On Ninja Tune
Homelife is not a definite entity. It's hard to pin down their sound, how many people are in the band or even which band they are in! Nearly every Homelife track has a different line up. Less of a collective, Homelife is more of a pool of musicians whose talents are marshalled by reluctant foreman Paddy Steer.
There's a do-it-yourself ethos evident in Homelife. All material is recorded at Paddy's house with musicians doing their bit in small groups. With 15 to 16 contributor's on the most recent album, 'Cho Cho' the piecemeal approach makes sense and Paddy admits that it wouldn't be possible for the whole band to be in the studio at the same time. "It's not like the Monkees where we all in the room together. Ten years ago Homelife wouldn't have been practical but advances in technology have made a project like this possible," he states. Whilst the majority of the co-operative are Manchester based, male vocalist Faron Brooks lives on Vancouver Island, Canada and key member Simon King is based in London. Technology again lowers the height of these creative hurdles with Paddy even seeing positive aspects to Faron's displacement. "It means we get more editorial control over his vocals," he deadpans before likening the arrangement to that Portishead have with their vocalist.
Homelife revolves around the nucleus of the band is Paddy Steer (bass), Tony Burnside and Simon King (both guitar). They write and produce most of the songs although Paddy is quick to point out that other individuals contribute in an organic composition process. Percussion is provided by combinations of Icarus Wilson Wright, Richard Harrison, James Ford and Jason Self. In the string section, Rosie Lowdell plays violin and Semay Wu the cello; Seaming To occupying the role chanteuse. Seaming shares her given name - the Chinese for 'sea' - with Semay but chooses a different spelling. Male vocals are supplied by Faron Brooks. As with all things Homelife, it isn't as simple as that. Most of the band are multi-instrumental and there's a corresponding level of promiscuity. Half the band play in the related Toolshed project, fronted by 808 State's Graham Massey, and he returns the favour by contributing clarinet and saxophone.

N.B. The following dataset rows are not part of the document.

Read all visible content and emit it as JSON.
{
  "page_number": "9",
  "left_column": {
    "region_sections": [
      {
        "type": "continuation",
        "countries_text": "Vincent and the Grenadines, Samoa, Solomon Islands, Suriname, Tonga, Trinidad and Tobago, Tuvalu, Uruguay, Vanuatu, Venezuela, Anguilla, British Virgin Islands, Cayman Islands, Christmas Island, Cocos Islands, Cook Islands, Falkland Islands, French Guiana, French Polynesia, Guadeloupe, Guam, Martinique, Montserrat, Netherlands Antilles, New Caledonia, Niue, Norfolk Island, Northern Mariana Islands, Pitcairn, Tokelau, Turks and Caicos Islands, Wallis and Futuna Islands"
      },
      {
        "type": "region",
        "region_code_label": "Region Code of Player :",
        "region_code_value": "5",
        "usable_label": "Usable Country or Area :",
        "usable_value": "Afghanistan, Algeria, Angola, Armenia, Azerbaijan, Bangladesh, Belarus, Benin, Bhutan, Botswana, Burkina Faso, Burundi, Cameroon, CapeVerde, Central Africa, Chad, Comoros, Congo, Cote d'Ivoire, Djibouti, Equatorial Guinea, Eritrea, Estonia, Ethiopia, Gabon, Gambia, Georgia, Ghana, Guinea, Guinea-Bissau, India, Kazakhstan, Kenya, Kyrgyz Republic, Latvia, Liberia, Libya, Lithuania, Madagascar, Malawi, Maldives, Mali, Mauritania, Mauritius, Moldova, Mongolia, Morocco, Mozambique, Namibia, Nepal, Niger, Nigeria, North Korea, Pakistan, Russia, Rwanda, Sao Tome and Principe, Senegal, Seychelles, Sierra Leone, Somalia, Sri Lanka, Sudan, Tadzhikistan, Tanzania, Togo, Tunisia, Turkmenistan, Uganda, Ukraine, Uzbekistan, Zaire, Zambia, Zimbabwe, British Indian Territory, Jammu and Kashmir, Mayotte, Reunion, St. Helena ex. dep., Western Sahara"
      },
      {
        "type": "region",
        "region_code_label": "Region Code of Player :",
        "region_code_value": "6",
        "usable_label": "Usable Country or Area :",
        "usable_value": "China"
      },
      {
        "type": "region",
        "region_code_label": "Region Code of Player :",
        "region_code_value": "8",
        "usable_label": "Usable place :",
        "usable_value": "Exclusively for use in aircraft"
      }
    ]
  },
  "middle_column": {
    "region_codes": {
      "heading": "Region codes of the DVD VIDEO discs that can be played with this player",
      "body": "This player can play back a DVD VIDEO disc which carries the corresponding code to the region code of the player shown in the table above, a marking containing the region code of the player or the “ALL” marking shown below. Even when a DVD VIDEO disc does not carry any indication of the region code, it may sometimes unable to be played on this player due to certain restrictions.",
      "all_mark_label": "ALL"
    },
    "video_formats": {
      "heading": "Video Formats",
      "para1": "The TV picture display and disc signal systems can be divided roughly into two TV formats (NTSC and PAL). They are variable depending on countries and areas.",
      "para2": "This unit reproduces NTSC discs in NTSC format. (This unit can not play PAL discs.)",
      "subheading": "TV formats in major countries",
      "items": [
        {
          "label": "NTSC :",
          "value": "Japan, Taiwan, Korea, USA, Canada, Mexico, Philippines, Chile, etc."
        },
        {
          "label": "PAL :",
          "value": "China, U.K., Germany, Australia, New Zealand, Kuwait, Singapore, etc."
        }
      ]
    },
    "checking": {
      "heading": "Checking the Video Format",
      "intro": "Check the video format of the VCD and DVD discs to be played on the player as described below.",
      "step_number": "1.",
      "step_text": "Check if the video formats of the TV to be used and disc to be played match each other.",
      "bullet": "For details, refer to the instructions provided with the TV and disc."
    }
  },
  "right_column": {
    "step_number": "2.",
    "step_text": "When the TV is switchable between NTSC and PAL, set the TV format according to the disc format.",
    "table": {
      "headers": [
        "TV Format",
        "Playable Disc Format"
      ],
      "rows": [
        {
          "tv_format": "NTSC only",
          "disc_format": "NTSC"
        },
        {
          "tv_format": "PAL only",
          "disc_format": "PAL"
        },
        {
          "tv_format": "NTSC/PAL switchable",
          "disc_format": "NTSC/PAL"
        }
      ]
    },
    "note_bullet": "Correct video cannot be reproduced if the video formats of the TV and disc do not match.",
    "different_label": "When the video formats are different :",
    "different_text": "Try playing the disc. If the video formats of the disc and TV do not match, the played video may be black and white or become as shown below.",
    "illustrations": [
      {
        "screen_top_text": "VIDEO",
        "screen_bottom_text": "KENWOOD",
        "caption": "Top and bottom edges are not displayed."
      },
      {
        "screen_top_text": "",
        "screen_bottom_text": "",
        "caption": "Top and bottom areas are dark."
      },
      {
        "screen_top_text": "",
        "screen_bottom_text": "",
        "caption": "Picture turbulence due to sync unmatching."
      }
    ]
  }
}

Paddy cites punk as his entry in music. The first band he saw live were The Clash but was too young to get into see the Dead Kennedy's. He went to school with Faron, who began his musical career by penning the theme tune to kid's TV programme 'Why Don't You'. The pair formed a band playing Beatles and Elvis covers. Faron's family emigrated to Canada.
In 1985 Paddy joined Yargo where he met Tony Burnside. He describes their music as 'sparse, dubby, funky'. A deal with London resulted in three albums 'Bodybeat', 'Communicate' and the live album 'Prickly But Sweet'. Despite success and some renowned concerts in France, the band broke up in 1990. When asked what Yargo taught him Paddy replies "Pay your tax before you're skint."
At the same time as Yargo, Paddy was involved in Graham Massey's first band, Biting Tongues, on a part-time basis He bowed out at the same time as Yargo dissolved. He went on to session for 'obscure French artists' and subsequently to score films with Simon King ( a fan of Morricone and John Barry as well as punk) for student shorts at the London College Of Printing. In total Paddy has thirteen soundtracks.
Justin Robertson, who remixed a Yargo track but never met the band at the time, asked Paddy to join Lionrock in 1996 after the first album. It's an on-going open ended, if dormant, arrangemnt.
With a backlog of ideas Paddy, Tony and Simon formed Homelife in 1997. A suprise reunion with Faron followed: "I came home one day three years ago and did 1471 and it was him. His family had moved back. With a voice like his I would have thought that he would have made some records but he hadn't. I thought we'd better do something about it and asked him to sing for us."
The first album, eponymously titled 'Homelife' was released on their own Homelife imprint without any major label promotion. The wilfully low key strategy elicited a correspndingly low key response that doesn't do the record justice. The 1999 follow up, 'Cho Cho' was funded Paddy's grandmother's inheritance and tracked the same groove. Clued up music lovers kept Homelife's loose melodies to themselves. Despite Paddy's best efforts to avoid detection, record labels began to sniff around; not least because of an accomplished live appearance at Manchester's Band On The Wall. Trying to concentrate on the music without having to keep one eye on A&R considerations Homelife value the musical freedom that doing it themselves affords. There's a certain looseness that Homelife offers.The rest will sort itself out.